'Osmanlı'nın da sonunu damatlar hazırladı'

'Osmanlı'nın da sonunu damatlar hazırladı'
ARTI TV'de yayınlanan Söz Sırası programında konuşan gazeteci Can Dündar, Erdoğan'ın iki damadını masaya yatırıyor.

Can DÜNDAR


ARTI GERÇEK- Gazeteci Can Dündar Söz Sırası'nda Cumhurbaşkanı Erdoğan'ın iki damadını masya yatırdı. 

Damatların, Türkiye'nin siyasi tarihine damgasını vuran kişilikler olduğu hatırlatmasını yapan Dündar,  'Ama herhalde hiçbir dönem, Osmanlı'da bile bu kadar etkili olmamışlardı" dedi.

Dündar'ın konuşmasının devamı şöyle:

"Erdoğan'ın iki damadı ikisinin de soyadında 'Bayrak' var. Demek ki önemli milli meseleleri sembolize ediyorlar. Bir tanesi Berat Albayrak, öteki Selçuk Bayraktar. 

STRATEJİK KARARLADA ÖN PLANDA TUTULAN NE?

Selçuk Bayraktar ismini nereden biliyoruz. Devlete İHA üretiyor. Yani insansız hava aracı üretiyor. Aslında çok stratejik bir görev yapıyor. Daha önce Suriye'deki operasyonlar da onun yönettiği şirketin ürettiği İHA'ların ilk olarak kullanıldığını görmüştük. Meclise gelmişti konu. Bunların devlete ne kadara mal olduğu sorluduğunda, 36 milyon dolar civarında bir paranın ödendiği, Fırat kalkanı operasyonu için damadın şirketine ödendiği ortaya çıkmıştı. Savunma Bakanlığı bu rakamı doğrulamıştı.

"E ne var bunda" diyebilirsiniz. Ama insanın aklına gelen şu: Türkiye'nin verdiği önemli stratejik kararlarda acaba gerçekten stratejik çıkarları mı, yoksa ailenin ekonomik çıkarları mı ön plana çıkıyor? 

Bu ister istemez tartışma konusu olur, dünyanın her yerinde olur.

Dünyanın hiçbir yerinde bir ülkenin yöneticisinin damadının ürettiği silahlarla savaşa giden hükümet sorgulamaktan kutulamaz.

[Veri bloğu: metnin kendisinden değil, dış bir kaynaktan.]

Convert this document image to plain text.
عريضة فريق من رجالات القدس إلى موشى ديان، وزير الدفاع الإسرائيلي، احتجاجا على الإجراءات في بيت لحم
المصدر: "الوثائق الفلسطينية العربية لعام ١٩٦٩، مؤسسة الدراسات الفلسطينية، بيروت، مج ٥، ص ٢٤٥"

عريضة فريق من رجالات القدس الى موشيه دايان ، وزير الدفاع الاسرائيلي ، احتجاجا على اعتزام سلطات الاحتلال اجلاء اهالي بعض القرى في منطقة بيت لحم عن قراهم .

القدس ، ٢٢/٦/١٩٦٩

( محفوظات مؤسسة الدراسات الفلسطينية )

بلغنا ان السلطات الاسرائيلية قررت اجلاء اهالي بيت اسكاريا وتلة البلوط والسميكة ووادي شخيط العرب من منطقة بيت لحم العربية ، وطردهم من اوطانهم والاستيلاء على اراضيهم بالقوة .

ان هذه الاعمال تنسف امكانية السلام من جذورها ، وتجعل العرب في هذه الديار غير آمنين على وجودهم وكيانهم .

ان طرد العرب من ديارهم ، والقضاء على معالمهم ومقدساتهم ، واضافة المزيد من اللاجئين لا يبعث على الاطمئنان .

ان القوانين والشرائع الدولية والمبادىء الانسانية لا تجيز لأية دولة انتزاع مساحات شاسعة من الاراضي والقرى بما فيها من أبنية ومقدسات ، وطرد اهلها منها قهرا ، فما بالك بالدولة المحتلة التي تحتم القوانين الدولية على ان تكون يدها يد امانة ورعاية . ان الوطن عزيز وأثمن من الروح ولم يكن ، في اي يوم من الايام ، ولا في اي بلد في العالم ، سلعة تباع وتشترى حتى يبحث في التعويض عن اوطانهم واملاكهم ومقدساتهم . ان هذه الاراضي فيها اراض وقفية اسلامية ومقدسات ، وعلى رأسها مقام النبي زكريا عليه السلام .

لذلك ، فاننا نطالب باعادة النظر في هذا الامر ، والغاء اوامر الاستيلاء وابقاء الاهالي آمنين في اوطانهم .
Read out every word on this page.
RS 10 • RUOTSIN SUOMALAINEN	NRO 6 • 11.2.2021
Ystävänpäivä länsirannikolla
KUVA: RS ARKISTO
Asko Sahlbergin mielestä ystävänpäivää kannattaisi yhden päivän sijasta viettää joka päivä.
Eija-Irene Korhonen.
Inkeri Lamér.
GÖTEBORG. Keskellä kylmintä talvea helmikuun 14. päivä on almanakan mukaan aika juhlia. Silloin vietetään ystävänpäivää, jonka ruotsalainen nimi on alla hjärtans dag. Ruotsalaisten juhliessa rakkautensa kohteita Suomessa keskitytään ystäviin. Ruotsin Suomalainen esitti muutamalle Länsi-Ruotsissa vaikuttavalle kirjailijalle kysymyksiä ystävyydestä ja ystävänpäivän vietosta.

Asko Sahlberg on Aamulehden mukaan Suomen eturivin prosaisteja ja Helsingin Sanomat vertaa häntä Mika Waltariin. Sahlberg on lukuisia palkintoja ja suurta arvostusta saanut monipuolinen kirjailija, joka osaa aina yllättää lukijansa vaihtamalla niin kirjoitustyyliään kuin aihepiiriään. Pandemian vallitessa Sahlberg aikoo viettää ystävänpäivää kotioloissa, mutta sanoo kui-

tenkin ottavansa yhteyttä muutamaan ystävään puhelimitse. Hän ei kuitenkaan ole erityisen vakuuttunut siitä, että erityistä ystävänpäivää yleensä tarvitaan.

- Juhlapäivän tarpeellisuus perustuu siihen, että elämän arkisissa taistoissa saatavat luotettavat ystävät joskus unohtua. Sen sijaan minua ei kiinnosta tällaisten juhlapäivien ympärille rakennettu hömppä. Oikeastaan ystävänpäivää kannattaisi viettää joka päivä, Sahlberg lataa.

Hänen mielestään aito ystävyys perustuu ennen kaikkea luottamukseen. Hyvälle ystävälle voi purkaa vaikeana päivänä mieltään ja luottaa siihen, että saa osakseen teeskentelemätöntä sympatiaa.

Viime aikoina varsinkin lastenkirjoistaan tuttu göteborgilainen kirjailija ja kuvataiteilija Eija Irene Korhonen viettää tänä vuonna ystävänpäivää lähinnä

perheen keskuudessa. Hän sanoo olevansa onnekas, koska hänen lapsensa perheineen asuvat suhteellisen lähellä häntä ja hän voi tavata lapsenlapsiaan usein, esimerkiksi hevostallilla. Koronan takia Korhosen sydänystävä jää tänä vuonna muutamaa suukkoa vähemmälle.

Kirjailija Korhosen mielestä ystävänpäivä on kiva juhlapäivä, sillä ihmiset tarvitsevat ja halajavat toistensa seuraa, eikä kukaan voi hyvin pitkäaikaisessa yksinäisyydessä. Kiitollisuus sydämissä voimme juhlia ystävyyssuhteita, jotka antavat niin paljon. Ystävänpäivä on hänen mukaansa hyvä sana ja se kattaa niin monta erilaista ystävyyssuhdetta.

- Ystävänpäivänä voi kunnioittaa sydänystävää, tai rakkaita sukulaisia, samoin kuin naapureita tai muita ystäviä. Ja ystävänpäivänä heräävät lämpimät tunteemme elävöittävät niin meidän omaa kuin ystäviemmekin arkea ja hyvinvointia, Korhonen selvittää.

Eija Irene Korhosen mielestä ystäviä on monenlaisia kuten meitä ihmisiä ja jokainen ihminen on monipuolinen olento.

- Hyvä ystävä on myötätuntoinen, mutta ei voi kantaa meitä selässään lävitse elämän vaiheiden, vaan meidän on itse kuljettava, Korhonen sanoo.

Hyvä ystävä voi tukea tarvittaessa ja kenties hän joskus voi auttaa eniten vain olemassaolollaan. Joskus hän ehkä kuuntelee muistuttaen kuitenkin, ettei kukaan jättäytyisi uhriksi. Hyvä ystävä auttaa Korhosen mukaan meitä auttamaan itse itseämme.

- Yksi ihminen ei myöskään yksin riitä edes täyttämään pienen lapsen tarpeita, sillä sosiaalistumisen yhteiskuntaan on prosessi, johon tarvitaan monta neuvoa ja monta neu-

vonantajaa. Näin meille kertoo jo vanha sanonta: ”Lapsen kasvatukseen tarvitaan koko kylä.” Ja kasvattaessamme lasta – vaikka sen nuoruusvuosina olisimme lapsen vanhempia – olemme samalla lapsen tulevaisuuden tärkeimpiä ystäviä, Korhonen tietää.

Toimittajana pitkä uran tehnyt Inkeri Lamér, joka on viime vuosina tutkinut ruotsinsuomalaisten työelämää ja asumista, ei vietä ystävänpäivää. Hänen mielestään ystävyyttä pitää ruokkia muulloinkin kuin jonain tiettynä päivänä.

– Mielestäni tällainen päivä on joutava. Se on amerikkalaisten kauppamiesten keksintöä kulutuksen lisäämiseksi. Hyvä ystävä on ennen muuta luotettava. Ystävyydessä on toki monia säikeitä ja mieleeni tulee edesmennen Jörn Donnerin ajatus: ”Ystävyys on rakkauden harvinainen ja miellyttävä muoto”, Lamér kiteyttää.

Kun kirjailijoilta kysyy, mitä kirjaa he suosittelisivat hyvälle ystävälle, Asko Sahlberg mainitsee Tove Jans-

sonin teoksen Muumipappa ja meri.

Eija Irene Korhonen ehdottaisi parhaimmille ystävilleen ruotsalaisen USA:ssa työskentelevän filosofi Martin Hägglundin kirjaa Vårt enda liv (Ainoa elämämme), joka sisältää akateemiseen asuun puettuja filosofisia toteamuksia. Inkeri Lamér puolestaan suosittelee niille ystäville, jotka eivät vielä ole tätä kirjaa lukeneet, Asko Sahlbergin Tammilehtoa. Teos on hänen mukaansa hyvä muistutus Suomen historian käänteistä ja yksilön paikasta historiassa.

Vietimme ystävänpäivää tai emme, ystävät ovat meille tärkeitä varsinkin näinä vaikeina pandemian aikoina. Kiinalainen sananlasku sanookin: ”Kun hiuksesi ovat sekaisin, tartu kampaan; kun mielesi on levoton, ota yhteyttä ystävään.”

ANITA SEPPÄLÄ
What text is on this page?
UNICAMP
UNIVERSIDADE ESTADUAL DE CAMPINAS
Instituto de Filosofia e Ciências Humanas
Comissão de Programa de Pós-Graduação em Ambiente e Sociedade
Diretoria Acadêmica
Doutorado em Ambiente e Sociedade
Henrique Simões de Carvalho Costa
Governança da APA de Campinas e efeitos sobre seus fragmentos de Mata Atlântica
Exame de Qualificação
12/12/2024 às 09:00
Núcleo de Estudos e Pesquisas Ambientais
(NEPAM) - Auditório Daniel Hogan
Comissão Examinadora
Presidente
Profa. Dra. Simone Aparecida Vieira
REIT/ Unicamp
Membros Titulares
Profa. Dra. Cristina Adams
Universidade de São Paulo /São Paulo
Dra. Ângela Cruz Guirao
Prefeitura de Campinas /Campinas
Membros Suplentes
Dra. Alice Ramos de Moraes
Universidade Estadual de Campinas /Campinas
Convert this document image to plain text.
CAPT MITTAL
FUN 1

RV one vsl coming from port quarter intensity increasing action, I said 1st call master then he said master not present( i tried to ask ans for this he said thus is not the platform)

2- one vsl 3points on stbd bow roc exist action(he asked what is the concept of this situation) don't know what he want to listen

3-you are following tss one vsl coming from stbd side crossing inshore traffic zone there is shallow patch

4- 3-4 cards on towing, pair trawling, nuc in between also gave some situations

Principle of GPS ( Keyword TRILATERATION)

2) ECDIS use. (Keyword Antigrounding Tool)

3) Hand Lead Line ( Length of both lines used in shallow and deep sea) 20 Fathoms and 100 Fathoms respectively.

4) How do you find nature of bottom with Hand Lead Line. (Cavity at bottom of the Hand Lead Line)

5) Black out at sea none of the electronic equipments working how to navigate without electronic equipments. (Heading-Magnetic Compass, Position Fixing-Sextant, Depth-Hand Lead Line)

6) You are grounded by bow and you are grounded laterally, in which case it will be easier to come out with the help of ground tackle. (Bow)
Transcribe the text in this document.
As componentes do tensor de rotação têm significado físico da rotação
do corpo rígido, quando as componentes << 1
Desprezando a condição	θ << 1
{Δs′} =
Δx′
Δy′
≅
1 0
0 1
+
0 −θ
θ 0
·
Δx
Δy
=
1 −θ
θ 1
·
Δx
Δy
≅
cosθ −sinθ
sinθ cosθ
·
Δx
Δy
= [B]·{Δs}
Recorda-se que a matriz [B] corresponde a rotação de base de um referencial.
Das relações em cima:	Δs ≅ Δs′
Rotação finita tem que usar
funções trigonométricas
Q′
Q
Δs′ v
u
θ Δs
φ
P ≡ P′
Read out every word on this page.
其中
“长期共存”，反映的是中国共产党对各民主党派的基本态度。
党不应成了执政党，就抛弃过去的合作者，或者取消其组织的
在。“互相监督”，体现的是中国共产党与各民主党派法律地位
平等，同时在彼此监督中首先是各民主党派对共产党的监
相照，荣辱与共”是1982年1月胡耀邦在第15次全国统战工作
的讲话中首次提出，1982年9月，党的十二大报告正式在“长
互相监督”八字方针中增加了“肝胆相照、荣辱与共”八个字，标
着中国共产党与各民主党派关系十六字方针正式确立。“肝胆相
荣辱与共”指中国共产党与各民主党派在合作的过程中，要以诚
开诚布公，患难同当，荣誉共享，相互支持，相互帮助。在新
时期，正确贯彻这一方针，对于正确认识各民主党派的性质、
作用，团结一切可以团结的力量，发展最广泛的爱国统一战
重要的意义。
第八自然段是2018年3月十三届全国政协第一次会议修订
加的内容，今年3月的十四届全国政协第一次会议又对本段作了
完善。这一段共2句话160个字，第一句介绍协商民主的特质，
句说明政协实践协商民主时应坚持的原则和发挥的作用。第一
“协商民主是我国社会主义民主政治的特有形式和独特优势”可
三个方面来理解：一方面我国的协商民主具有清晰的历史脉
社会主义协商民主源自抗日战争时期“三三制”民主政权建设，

DAMATLAR OSMANLI'NIN SONUNU HAZIRLADI

İkinci damat, Cumhuriyet'in haberi ile, yeni bir marifetiyle ortaya çıktı. Biliyorsunuz ekonomiyi o yönetiyor. Ailenin de bütçesini o yönetiyor.

Ne anlaşıldı Cumhuriyet'in haberinden? Damat Berat Albayrak İstanbul'un yeni Gözde projesi Kanal İstanbul civarında. Ne zaman almış? 2011'de almış. Yani Erdoğan'ın projeyi ortaya atmasından 1 yıl sonra.

Dünyanın her medeni ülkesinde bu kadar stratejik bir karar alınırken, o stratejik kararı alan devlet yöneticisinin ailesinden biri orada arazi satın alıyorsa, hele o arazi konut yapımına elverişli halde ise, bu çok büyük bir skandaldır. Siyasi bir skandaldır ve hesap verilmesi gereken bir skandaldır. Bizde öyle olmuyor. Konunun üstüne çok da gidilemiyor. Mevcut koşullar malum.

Şunu unutmamak lazım: Osmanlı tarihinde damatlar gerçekten çok önemli postlarda görev yaptılar ve Osmanlı'nın sonunu hazırladılar. Cumhuriyet'te böyle bir durumun olmuyor gibi görünmesinin sebebi, biraz babasının zaptırap altında olması nedeniyle. Ama kimse zannetmesin ki bunların hesabı sorulmayacak.

Bundan sonra hükümetin aldığı önemli siyasi ekonomik çevresel adli kararlarda ailenin ne çıkarı var. Bunların her biri hesaplanacak, ilmek ilmek hesabı sorulacaktır. Hiç kimsenin kuşkusu olmasın. Şimdiden çok şey biliyoruz. Damatlar ve damatların ülkenin verdiği stratejik kararlarda kişisel çıkarları ile ilgili. Bunun sadece damatlarla ilgili olmadığını, bütün aileyi zengin ettiği de hepimiz gözlerimizin önünde. Bunların hesabının sormayacağını zannedenler, biraz tarih kitabı okusunlar en iyisi."